Back at the depot where dead animals are ground up, Edgar meets Tomás, a former priest now assigned to sanitary duties. Together they discover human remains mixed among the animal carcasses, a sign that the control system has begun to fail. Soon after, one of the workers attempts suicide and confesses to having killed his two infected children to spare them greater agony. The disease causes fever, delirium, and rapid deterioration; the infected are isolated by the authorities, and many never return.

Rumors fill the highways, military helicopters circle overhead, and small towns begin disappearing from the map. In a roadside bar, Edgar, Tomás, and Bronco finally cross paths and realize that each of them has heard, at different times and from dying mouths, the same unsettling phrase:

“The gates of heaven and hell are opening at the same time. Everything in between will be destroyed.”

The epidemic no longer seems to be only a health crisis: something greater is advancing across the territory.

Confirmation arrives when Edgar receives a radio call from the service headquarters where he works and is sent to kilometer 18 on the highway. There he finds an Army truck stopped in the middle of the road and two young soldiers in shock. When they open the container, they discover not corpses but infected people still alive, being transported to be incinerated at the regional slaughterhouse. Edgar understands then that the State has stopped trying to contain the disease—it is eliminating entire communities.

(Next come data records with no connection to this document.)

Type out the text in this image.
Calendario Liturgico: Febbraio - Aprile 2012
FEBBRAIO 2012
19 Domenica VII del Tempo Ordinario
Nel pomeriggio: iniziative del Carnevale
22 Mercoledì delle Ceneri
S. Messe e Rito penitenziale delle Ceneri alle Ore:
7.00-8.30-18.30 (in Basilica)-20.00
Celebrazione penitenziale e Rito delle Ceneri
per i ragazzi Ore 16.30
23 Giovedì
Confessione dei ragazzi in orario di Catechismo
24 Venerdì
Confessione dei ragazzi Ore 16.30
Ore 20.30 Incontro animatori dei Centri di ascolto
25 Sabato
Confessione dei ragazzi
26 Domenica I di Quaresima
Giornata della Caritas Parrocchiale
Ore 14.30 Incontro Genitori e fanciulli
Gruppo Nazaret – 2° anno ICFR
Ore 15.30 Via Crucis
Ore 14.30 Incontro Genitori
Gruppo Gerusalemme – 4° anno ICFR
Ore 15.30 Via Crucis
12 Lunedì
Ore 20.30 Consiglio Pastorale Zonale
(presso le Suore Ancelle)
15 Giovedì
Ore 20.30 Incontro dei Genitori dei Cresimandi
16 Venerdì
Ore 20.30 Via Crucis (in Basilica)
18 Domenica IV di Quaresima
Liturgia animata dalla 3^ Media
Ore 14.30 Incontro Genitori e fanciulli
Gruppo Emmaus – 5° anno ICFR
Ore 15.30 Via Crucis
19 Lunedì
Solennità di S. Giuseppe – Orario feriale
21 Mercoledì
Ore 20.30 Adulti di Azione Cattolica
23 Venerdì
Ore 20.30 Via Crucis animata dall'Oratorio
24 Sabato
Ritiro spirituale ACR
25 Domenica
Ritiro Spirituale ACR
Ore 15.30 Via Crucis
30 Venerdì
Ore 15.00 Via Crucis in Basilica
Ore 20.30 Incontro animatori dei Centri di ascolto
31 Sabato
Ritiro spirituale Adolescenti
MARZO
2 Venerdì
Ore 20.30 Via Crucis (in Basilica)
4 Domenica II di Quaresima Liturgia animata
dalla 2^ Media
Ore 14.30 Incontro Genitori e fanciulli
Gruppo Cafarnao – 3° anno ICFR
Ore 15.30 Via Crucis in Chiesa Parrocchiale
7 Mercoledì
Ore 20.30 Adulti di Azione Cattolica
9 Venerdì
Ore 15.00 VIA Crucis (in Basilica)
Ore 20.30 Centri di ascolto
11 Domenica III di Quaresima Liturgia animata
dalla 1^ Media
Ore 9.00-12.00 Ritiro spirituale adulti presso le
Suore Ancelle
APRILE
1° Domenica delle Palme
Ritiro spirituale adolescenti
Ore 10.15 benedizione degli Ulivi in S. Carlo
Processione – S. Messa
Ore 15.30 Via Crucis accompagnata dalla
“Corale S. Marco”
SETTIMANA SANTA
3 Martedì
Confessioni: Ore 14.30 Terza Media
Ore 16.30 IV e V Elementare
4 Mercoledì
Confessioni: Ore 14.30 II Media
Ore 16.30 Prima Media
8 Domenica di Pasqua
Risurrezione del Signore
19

The three men kill the soldiers and take the truck. During their escape, they pass through a small town recently burned by the army and rescue a young girl hiding among the corpses. With her on board, they head toward the slaughterhouse where the mass cremations are carried out.

There, the man in charge admits he collaborated out of fear and reveals that another community will be destroyed that very night. Edgar, Bronco, and Tomás attempt to get ahead of the operation, but when they arrive, they find the village completely empty. From a distance, they watch as the military reduces it to ashes.

From that moment on, the territory begins to lose coherence: maps no longer match the landscape, highways lead nowhere, and night falls abruptly, as if time itself were shutting down. With no possible escape, they hear the same prophecy one last time from a dying man.

The world ceases to respond to any recognizable logic.

As the landscape disintegrates and communities vanish, it becomes clear that the apocalypse does not arrive as an explosion, but as a process: bodies eliminated, towns erased, and men forced to keep moving across a land that no longer offers refuge.

 

RELEVANT INFORMATION: Ana Paula Maia is a Brazilian writer, screenwriter, and musician. Her work includes screenplays, theatrical monologues, and novels. She has received the Cercador Prize and the PEN Translates Award, and was longlisted for the Republic of Consciousness Prize. She has also been recognized by The Guardian and Foyles as one of the best translated books into English in 2023 and has received the Prêmio São Paulo de Literatura for best book of the year. Her works have been translated into German, Croatian, Spanish, English, and Italian.

Her novel De cada quinientos un alma is a powerful work of apocalyptic and social fiction that captivates through its tone and oppressive atmosphere. The novel employs striking and recognizable imagery, ideal for a forceful audiovisual adaptation. Built around a small cast of characters, precise dialogue, and a plot charged with mystery and constant tension, it lends itself naturally to a series or film with strong visual and emotional impact.

 

AUDIOVISUAL POTENTIAL: TV Series, Miniseries, Feature Film, TV Movie.

AVAILABLE LANGUAGES: Spanish, Portuguese.